The great German philosopher Goethe once remarked, “The more civilised a person becomes, the more urgently he feels that he has a dual role to play in the world, the real and the ideal; and he sees in this feeling the foundation of all that is noble. This is greatly true of great men, whose spirit lives on in the minds of others, and after their bodily death their legacy of ideas often helps to mould men’s lives. The picture of the great man thus perpetuated may become far removed from reality, it adopts as it were a life of its own, constantly mutated into ever new patterns, by the vicissitudes of history. Only gradually does the spiritual wealth of a great mind become fruitful: every new generation goes to school with him and learns to understand new aspects of his work, hitherto neglected, which have for them a special significance and thus shapes the great man’s image in the light of its own experience.”

Ali has meant many different things to many generations, each of whom has found something to inspire it out of all the diverse wealth of his mind. During his lifetime he was thought of primarily as a warrior fighting, at first, in the battles of God and later, for a decade, against schismatics like Mu’awiya. He was also respected for his knowledge and learning, and, in later years, many thought of him as a saint, but it was not until after his death that the effect which he had exercised over the ethical life of his time began to be appreciated.

Ali was the pioneer of a movement which aimed to re-juvenate the ethical life of the Muslims.
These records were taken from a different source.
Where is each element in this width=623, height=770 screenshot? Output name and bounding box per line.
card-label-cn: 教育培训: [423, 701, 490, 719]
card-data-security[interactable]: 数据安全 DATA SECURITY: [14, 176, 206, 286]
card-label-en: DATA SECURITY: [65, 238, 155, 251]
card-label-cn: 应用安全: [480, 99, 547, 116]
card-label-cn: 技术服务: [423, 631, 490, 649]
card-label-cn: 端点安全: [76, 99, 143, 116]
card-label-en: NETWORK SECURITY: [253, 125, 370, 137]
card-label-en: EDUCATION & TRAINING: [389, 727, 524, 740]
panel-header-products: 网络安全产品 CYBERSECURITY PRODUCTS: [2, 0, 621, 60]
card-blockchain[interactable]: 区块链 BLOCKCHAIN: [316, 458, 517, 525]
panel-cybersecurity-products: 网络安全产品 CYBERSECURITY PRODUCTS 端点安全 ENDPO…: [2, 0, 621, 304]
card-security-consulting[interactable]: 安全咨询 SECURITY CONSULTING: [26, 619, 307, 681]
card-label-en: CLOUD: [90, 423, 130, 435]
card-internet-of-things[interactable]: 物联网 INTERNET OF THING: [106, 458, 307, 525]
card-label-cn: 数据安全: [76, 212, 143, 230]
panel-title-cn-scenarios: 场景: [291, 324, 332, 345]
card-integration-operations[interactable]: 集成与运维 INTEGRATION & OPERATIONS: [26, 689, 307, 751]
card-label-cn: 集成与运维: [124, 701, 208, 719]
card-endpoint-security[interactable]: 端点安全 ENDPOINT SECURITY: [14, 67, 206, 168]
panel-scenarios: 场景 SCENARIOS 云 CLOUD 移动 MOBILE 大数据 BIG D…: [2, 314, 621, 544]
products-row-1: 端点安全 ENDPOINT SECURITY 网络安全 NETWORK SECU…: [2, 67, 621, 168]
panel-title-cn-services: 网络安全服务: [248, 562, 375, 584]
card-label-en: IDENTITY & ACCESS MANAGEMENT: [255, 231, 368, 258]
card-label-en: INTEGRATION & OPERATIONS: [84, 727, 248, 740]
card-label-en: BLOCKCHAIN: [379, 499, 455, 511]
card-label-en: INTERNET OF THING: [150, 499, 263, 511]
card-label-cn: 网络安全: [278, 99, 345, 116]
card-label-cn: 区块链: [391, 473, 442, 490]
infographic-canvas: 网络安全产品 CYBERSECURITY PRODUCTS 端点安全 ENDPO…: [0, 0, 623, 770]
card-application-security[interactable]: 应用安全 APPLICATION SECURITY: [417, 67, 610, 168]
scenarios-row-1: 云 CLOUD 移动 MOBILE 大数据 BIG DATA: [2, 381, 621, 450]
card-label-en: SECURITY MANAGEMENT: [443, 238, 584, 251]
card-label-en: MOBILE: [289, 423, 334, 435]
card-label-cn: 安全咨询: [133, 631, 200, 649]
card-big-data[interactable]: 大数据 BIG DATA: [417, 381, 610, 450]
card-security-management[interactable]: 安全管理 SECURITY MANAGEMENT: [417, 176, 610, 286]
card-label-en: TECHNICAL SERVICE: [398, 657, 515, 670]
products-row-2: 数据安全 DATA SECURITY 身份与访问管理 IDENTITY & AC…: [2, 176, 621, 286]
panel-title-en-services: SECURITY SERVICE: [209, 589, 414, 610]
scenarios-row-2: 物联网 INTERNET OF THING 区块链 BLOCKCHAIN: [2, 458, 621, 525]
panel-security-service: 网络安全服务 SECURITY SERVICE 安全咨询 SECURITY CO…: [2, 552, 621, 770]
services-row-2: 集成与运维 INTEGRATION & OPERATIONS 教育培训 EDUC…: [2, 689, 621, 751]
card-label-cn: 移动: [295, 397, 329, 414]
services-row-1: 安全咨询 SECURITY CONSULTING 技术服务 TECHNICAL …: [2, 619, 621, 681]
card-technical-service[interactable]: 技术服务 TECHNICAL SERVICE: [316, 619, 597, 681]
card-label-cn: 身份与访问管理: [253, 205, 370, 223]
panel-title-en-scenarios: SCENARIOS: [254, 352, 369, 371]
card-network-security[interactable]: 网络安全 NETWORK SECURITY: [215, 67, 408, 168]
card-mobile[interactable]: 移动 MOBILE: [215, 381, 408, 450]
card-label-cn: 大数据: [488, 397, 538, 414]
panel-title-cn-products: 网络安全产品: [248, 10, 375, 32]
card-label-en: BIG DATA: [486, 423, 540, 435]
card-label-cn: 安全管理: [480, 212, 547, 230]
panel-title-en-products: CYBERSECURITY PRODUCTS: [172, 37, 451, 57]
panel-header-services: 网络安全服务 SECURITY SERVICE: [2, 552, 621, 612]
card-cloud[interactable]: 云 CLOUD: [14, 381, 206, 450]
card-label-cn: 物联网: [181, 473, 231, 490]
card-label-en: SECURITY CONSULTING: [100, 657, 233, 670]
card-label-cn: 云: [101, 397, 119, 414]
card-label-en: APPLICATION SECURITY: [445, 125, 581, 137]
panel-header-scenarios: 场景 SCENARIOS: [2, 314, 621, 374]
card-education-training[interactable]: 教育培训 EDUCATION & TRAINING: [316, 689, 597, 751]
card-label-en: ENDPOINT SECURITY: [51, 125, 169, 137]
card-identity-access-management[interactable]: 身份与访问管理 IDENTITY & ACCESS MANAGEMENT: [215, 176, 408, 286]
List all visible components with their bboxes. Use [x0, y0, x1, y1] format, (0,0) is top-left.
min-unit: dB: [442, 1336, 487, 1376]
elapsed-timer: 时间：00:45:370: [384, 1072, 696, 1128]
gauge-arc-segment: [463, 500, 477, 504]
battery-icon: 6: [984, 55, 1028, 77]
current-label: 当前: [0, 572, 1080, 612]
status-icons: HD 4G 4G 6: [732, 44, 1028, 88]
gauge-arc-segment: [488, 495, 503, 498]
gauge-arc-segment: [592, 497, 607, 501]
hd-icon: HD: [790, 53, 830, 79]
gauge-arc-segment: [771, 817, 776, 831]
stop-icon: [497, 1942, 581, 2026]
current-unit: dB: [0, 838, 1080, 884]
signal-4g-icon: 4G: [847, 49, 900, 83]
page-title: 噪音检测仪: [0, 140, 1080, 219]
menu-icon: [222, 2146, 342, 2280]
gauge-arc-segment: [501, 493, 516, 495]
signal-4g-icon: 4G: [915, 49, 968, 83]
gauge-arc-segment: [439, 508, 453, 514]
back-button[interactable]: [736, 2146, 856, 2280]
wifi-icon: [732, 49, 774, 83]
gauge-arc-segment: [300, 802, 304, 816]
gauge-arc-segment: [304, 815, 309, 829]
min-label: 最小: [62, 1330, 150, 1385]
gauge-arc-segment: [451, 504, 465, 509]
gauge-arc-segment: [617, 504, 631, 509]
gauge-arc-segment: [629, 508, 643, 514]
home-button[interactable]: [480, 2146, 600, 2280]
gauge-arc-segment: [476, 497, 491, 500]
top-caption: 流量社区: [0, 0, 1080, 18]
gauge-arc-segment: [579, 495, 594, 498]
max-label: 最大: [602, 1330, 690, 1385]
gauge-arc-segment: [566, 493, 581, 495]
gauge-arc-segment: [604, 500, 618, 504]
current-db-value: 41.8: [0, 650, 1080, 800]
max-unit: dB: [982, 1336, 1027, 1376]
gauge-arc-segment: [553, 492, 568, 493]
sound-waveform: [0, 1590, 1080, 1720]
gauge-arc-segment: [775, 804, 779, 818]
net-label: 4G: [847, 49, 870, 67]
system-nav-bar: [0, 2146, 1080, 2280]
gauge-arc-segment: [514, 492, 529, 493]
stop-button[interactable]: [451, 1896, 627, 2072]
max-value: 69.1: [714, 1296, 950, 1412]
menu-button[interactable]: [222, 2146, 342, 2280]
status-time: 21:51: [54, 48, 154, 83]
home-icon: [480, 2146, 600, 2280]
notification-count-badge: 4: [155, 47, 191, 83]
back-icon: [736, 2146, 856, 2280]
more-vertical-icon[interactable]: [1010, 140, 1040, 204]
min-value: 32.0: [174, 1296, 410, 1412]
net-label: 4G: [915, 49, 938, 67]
Ali promulgated moral laws at a time when morality has been shaken to its foundations by Mu’awiya and other opportunists. The Arabs had begun to forsake the unity of Islam in favour of the old tribal laws of the “Days of Ignorance”, a disintegration which Mu’awiya found favourable to his ambitions and which he never ceased to exploit. The whole aristocracy of the Quriash, especially the Ummayyads, was anxious to see a reversion to the old fedual ways and they were all in league to destroy Ali, who continued to insist on the need for Islamic unity. It was an uphill struggle and one which had, not only theological implications, but political and social significance as well. Ali had to fight against the disintegrating social forces that were everywhere around him and attempt, almost single-handed to restore the religious polity of Islam.

Liberty and Tolerance his Greatest Contributions

As Caliph, Ali possessed two sublime qualities- tolerance and liberty. Perhaps his greatest contribution to Islam was that he considered tolerance and liberty the birth right of all and he granted unqualified liberty of speech and action to his subjects, even when by so doing he risked the gravest setbacks to his hopes. He regarded it as his responsibility to impart equitable justice to all, irrespective to whether or not the recipients were capable of good use of the freedom which he bestowed upon them or worthy of the trust that he might place in them. Even his worst enemies admitted that he never interfered with the private liberty of any of his subjects and it would be hard to find a single instance in which Ali’s government ever meddled with the opinions of individuals.

That entire liberty of speech was granted to his subjects can be gleaned from the fact that men openly criticised their Caliph and his actions while religious freedom was also given to all and sundry, his officials being expressly enjoined to safeguard the interests of the “Dhimmis” or Non-Muslim subjects.